Hermes by Doug Draime


he stole
his brother’s
cattle

killed and
butchered them

sold the
meat
to the
nearest
BBQ joint
down the
road

where the
poor paid
exorbitant
prices
for a BBQ
sandwich

so much
for the
ethics of the
messenger
of
the
gods

So it has come to this
73 years, days and nights
Of aches and pain
Soon to turn seventy-four
lady death a lurking whore
harder still to write
73 years and I still haven’t
got it down right
wandering in sightless sight
And I do not fear death
I will fight her with every breath
Aches and pains aside
I treasure my daily walk
a morning cup of coffee
An evening glass of wine
gossip with a friend
and yet I am but a guest
In this body as my father was in his

The silence of winter approaches
a telescope that scopes my mind
I walk inside my head
an unexplored canyon where
gulag monsters lurk
Serving minute portions of filet mignon
To the chosen elite
God and Jesus competing for my attention
One plays with thunder one with lightning
Satan answers with a tornado
Man left with nothing but genocide
And mass terror

The months multiply into years
the saxophone my holy father
the drummer my sacrament
Poetry my substance
what better pallbearers to scatter
my ashes into the wind

We were both sitting there
facing each other.

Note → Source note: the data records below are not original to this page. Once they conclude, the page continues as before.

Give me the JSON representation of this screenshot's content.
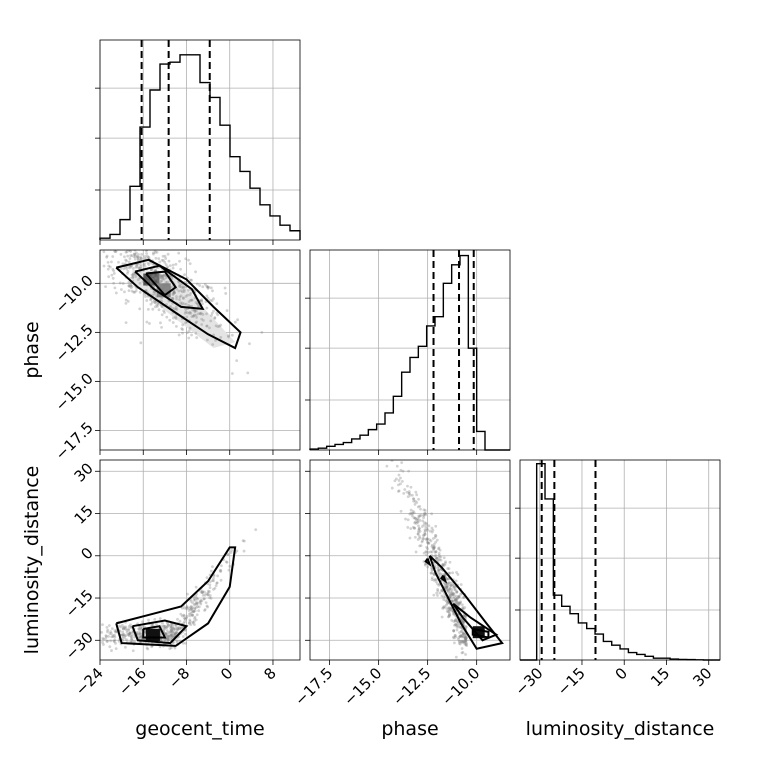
{
  "chart_data": {
    "type": "corner",
    "parameters": [
      "geocent_time",
      "phase",
      "luminosity_distance"
    ],
    "ranges": {
      "geocent_time": [
        -24,
        13
      ],
      "phase": [
        -18.5,
        -8.3
      ],
      "luminosity_distance": [
        -37,
        34
      ]
    },
    "ticks": {
      "geocent_time": [
        -24,
        -16,
        -8,
        0,
        8
      ],
      "phase_x": [
        -17.5,
        -15.0,
        -12.5,
        -10.0
      ],
      "phase_y": [
        -10.0,
        -12.5,
        -15.0,
        -17.5
      ],
      "luminosity_distance_x": [
        -30,
        -15,
        0,
        15,
        30
      ],
      "luminosity_distance_y": [
        30,
        15,
        0,
        -15,
        -30
      ]
    },
    "tick_labels": {
      "geocent_time": [
        "−24",
        "−16",
        "−8",
        "0",
        "8"
      ],
      "phase_x": [
        "−17.5",
        "−15.0",
        "−12.5",
        "−10.0"
      ],
      "phase_y": [
        "−10.0",
        "−12.5",
        "−15.0",
        "−17.5"
      ],
      "luminosity_distance_x": [
        "−30",
        "−15",
        "0",
        "15",
        "30"
      ],
      "luminosity_distance_y": [
        "30",
        "15",
        "0",
        "−15",
        "−30"
      ]
    },
    "axis_labels": {
      "x": [
        "geocent_time",
        "phase",
        "luminosity_distance"
      ],
      "y": [
        "",
        "phase",
        "luminosity_distance"
      ]
    },
    "histograms": {
      "geocent_time": {
        "edges_start": -24,
        "bin_width": 1.85,
        "counts": [
          0.01,
          0.03,
          0.11,
          0.29,
          0.61,
          0.81,
          0.95,
          0.96,
          1.0,
          1.0,
          0.85,
          0.77,
          0.62,
          0.45,
          0.37,
          0.28,
          0.19,
          0.13,
          0.08,
          0.05,
          0.03,
          0.01,
          0.005,
          0
        ]
      },
      "phase": {
        "edges_start": -18.5,
        "bin_width": 0.425,
        "counts": [
          0.005,
          0.01,
          0.02,
          0.03,
          0.04,
          0.06,
          0.08,
          0.11,
          0.14,
          0.2,
          0.29,
          0.42,
          0.5,
          0.56,
          0.67,
          0.72,
          0.9,
          1.0,
          1.05,
          0.55,
          0.1,
          0,
          0,
          0
        ]
      },
      "luminosity_distance": {
        "edges_start": -37,
        "bin_width": 2.96,
        "counts": [
          0,
          0,
          1.06,
          0.87,
          0.35,
          0.29,
          0.25,
          0.2,
          0.17,
          0.14,
          0.1,
          0.08,
          0.06,
          0.04,
          0.03,
          0.02,
          0.01,
          0.01,
          0.005,
          0.003,
          0.002,
          0.001,
          0,
          0
        ]
      }
    },
    "quantiles": {
      "geocent_time": [
        -16.3,
        -11.3,
        -3.7
      ],
      "phase": [
        -12.2,
        -10.9,
        -10.15
      ],
      "luminosity_distance": [
        -29.3,
        -24.8,
        -10.2
      ]
    },
    "grid": true,
    "colors": {
      "points": "#808080",
      "lines": "#000000"
    }
  }
}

I hadn’t seen
him in what must have been years
but it almost seemed longer. Like centuries,
like a millennium. He was telling me
about the best Christmas he ever had.
He had just started needing to shave,
And he was proud of it. he really was.
He said he had this dream. it was vivid.
One of those dreams where you can’t tell if it’s
real or not. It was like that.
he dreamed he was alone in his house,
His mother and father had gone to town and he
Just knew he smelled gingerbread
And when he got to the kitchen there they were,
Two gingerbread men, but one was a man
And the other looked like a woman,
but the one that looked like a woman
she had breasts, I mean they were big,
And frosted and he thought
That gingerbread cookie was too good to be true
And when he looked up he saw Jane Russell,
Just standing there in his kitchen all dolled up
And lookin right at him and she said she made
Them cookies for her favorite outlaw and she blew
Him a kiss and he said Christmastime never was
The same after the that, it never was the same
Because he knew it would never be much better
Than that, and Santa couldn’t bring him what he wanted.